INSERT INTO morestudent VALUES (150, 'Tim', 'COMM', 3);
INSERT INTO morestudent VALUES (140, 'Brian', 'CS', 2);
INSERT INTO morestudent VALUES (160, 'Will', 'COMM', 2);
'''

prompt = '''
### Task
Consider the database schema below and answer the question that follows.

### Database Schema
This query will run on a database whose schema is represented in this string:

```sql{schema}```

### SQL
Given the database schema, here is the SQL query that answers `{question}`:
'''

In [4]:
question = 'How many courses are each of the students in the STUDENT table currently taking?'

# the default system message will be used
messages = [{'role': 'user', 'content': prompt.format(question = question,
                                                      schema = schema)}]

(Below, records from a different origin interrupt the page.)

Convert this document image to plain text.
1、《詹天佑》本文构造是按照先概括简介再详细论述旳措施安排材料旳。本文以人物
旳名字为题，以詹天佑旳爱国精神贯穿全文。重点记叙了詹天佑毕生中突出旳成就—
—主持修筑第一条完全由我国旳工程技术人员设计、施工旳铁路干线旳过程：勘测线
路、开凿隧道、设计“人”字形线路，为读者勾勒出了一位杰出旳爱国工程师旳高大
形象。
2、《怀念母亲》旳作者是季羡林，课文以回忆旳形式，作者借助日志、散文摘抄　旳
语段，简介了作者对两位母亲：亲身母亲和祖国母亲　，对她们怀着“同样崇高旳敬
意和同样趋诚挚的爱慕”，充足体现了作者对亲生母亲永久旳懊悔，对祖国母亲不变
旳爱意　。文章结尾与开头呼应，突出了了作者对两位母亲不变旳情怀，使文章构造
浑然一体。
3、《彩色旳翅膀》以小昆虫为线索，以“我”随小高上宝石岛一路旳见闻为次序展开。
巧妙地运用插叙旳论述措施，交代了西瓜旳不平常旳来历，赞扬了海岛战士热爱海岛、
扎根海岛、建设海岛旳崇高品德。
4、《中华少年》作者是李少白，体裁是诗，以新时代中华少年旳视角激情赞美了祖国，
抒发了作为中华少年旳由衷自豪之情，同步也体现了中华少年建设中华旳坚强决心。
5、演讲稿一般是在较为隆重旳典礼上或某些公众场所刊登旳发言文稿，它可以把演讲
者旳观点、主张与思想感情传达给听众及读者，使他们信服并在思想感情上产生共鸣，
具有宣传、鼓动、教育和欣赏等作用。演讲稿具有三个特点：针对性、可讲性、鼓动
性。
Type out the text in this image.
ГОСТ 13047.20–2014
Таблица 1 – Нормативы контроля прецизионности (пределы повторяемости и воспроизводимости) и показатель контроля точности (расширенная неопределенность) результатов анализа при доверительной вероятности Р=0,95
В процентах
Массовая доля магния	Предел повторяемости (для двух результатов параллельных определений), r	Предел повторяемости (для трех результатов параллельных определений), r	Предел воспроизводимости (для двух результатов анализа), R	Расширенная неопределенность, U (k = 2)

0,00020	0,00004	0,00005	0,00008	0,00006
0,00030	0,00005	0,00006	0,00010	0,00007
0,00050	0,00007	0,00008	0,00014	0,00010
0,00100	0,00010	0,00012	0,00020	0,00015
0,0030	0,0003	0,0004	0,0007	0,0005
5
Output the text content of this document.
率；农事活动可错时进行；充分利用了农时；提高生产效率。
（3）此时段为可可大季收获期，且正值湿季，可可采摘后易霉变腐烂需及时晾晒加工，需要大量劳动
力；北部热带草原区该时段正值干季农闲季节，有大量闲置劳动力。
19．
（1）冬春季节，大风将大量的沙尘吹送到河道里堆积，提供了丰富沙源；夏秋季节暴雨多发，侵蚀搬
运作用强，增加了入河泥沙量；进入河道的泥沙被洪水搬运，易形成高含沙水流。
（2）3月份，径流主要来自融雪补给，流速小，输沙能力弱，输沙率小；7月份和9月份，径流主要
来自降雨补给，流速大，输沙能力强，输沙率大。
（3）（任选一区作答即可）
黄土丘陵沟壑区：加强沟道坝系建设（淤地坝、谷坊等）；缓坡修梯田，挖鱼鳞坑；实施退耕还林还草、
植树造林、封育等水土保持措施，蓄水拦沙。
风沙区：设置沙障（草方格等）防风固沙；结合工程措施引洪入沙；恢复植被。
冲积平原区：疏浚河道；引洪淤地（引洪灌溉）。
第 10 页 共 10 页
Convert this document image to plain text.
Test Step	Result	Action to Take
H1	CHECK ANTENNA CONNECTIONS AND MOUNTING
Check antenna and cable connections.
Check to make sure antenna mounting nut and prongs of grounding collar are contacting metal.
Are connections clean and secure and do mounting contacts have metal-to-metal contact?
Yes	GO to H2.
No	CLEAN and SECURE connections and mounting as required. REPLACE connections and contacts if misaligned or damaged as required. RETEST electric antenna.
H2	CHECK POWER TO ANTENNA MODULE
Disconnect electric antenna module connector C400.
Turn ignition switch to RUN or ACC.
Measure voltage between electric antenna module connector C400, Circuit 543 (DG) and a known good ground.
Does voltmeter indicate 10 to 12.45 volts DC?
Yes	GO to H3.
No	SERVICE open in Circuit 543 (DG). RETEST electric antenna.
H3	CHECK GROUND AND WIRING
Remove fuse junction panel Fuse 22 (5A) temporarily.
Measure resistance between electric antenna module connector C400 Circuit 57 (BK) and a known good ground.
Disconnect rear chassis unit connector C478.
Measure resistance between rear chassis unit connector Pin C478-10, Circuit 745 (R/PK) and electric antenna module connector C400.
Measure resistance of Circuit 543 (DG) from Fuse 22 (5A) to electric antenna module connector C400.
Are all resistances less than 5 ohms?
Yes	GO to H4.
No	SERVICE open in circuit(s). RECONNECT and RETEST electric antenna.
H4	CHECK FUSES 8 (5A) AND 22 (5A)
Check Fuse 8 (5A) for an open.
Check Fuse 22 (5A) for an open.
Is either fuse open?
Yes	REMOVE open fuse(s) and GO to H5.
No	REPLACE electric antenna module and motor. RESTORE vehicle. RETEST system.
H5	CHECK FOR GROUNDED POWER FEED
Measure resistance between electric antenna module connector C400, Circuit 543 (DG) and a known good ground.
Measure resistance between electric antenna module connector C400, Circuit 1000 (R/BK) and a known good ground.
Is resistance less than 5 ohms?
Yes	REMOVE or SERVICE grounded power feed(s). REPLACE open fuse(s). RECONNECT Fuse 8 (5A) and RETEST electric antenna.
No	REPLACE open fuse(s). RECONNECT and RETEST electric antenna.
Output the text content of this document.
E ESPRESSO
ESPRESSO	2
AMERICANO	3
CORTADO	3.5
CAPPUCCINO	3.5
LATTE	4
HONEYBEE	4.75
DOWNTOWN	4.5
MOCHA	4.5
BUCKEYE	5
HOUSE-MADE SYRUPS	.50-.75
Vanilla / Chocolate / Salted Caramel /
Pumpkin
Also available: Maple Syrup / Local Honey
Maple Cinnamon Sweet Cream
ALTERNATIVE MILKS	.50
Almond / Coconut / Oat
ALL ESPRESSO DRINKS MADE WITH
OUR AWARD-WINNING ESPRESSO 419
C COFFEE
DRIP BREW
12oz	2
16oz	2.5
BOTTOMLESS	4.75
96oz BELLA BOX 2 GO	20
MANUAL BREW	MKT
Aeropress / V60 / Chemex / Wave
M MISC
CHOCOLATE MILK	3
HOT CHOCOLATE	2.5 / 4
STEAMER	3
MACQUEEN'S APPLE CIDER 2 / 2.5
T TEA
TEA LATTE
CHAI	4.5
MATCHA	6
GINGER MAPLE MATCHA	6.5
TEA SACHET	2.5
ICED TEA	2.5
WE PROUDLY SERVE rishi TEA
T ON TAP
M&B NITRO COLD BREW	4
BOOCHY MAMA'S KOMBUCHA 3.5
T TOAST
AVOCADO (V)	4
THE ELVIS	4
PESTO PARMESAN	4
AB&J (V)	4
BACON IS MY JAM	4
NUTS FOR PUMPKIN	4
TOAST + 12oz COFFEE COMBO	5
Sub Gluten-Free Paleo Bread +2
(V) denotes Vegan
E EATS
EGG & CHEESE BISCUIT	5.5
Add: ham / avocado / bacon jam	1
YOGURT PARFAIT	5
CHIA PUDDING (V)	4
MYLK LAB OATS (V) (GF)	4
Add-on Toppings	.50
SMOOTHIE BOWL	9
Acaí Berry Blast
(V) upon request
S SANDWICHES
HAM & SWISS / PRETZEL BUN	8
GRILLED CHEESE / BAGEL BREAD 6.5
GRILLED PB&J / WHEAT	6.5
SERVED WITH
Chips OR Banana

response_message = pipe(messages, max_new_tokens = 512)[0]['generated_text'][-1]

print(response_message['content'])

To determine how many courses each student in the `STUDENT` table is currently taking, we can use the following SQL query:

```sql
SELECT s.studentid, s.name, COUNT(t.courseid) AS number_of_courses
FROM student s
JOIN takes t ON s.studentid = t.studentid
GROUP BY s.studentid, s.name;
```

This query works as follows:
- It joins the `student` table (`s`) with the `takes` table (`t`) on the `studentid` field to get the courses taken by each student.
- It groups the results by `studentid` and `name` to ensure that the count of courses is calculated for each individual student.
- It uses the `COUNT` function to count the number of `courseid` entries for each student, which represents the number of courses they are currently taking.
- The result includes the `studentid`, `name`, and the `number_of_courses` for each student.